Estimates of Loss Function Concentration in Noisy Parametrized Quantum Circuits

Variational quantum computing offers a powerful framework with applications across diverse fields such as quantum chemistry, machine learning, and optimization. However, its scalability is hindered by the exponential concentration of the loss function, known as the barren plateau problem. While significant progress has been made and prior work has separately analyzed barren plateaus in unitary and noisy settings, their combined impact remains poorly understood, largely due to limitations in conventional Lie-algebraic approaches. In this work, we introduce an analytical framework based on non-negative matrix theory that enables the description of the variance in layered noisy quantum circuits with arbitrary noise channels.

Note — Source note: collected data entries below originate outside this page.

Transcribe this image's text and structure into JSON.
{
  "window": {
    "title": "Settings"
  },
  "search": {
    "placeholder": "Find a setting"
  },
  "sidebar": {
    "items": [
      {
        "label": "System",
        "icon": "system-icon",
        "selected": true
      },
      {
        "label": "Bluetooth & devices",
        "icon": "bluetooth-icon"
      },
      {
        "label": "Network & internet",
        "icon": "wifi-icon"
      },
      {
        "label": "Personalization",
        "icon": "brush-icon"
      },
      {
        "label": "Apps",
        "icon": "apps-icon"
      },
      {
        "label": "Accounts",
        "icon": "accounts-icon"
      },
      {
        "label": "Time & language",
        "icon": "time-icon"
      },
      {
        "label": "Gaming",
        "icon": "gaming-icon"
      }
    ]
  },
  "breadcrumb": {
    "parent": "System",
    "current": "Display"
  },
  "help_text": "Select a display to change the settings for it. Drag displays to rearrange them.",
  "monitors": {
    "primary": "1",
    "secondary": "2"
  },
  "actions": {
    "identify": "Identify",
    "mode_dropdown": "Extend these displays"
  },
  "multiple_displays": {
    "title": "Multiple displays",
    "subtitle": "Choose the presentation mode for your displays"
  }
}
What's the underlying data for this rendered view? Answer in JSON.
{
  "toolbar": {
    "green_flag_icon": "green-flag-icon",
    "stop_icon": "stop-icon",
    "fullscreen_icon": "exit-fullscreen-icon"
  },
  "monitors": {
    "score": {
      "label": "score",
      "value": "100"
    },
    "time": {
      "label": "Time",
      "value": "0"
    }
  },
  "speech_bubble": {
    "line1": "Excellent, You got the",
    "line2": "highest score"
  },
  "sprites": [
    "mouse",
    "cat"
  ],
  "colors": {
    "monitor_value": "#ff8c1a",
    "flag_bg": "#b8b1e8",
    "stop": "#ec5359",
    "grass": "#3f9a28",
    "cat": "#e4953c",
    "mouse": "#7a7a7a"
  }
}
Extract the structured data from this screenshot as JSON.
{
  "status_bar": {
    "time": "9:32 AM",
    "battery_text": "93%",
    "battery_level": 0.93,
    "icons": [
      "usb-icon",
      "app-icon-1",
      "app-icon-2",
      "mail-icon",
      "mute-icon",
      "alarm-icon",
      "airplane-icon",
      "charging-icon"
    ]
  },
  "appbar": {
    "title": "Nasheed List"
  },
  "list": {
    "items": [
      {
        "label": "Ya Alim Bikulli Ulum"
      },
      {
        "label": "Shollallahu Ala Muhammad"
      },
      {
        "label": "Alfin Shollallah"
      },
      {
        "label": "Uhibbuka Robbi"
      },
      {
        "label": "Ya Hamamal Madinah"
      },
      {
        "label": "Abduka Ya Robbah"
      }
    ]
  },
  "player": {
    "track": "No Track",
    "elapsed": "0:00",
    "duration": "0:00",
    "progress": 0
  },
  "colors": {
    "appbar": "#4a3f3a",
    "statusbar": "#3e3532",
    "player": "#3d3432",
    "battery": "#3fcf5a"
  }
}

This approach enables the derivation of exact expressions in the deep-circuit regime, uncovering the complex interplay between unitary layers and noise. Notably, we identify a noise-induced absorption mechanism—a phenomenon absent in purely unitary dynamics—which provides new insight into how noise shapes circuit behavior. We further present a controlled convergence analysis, establishing general lower bounds on the variance of both deep and shallow circuits. This leads to a principled connection between noise resilience and the expressive capacity of parameterized quantum circuits, particularly under smart initialization strategies. Our theoretical results are supported by numerical simulations and illustrative applications.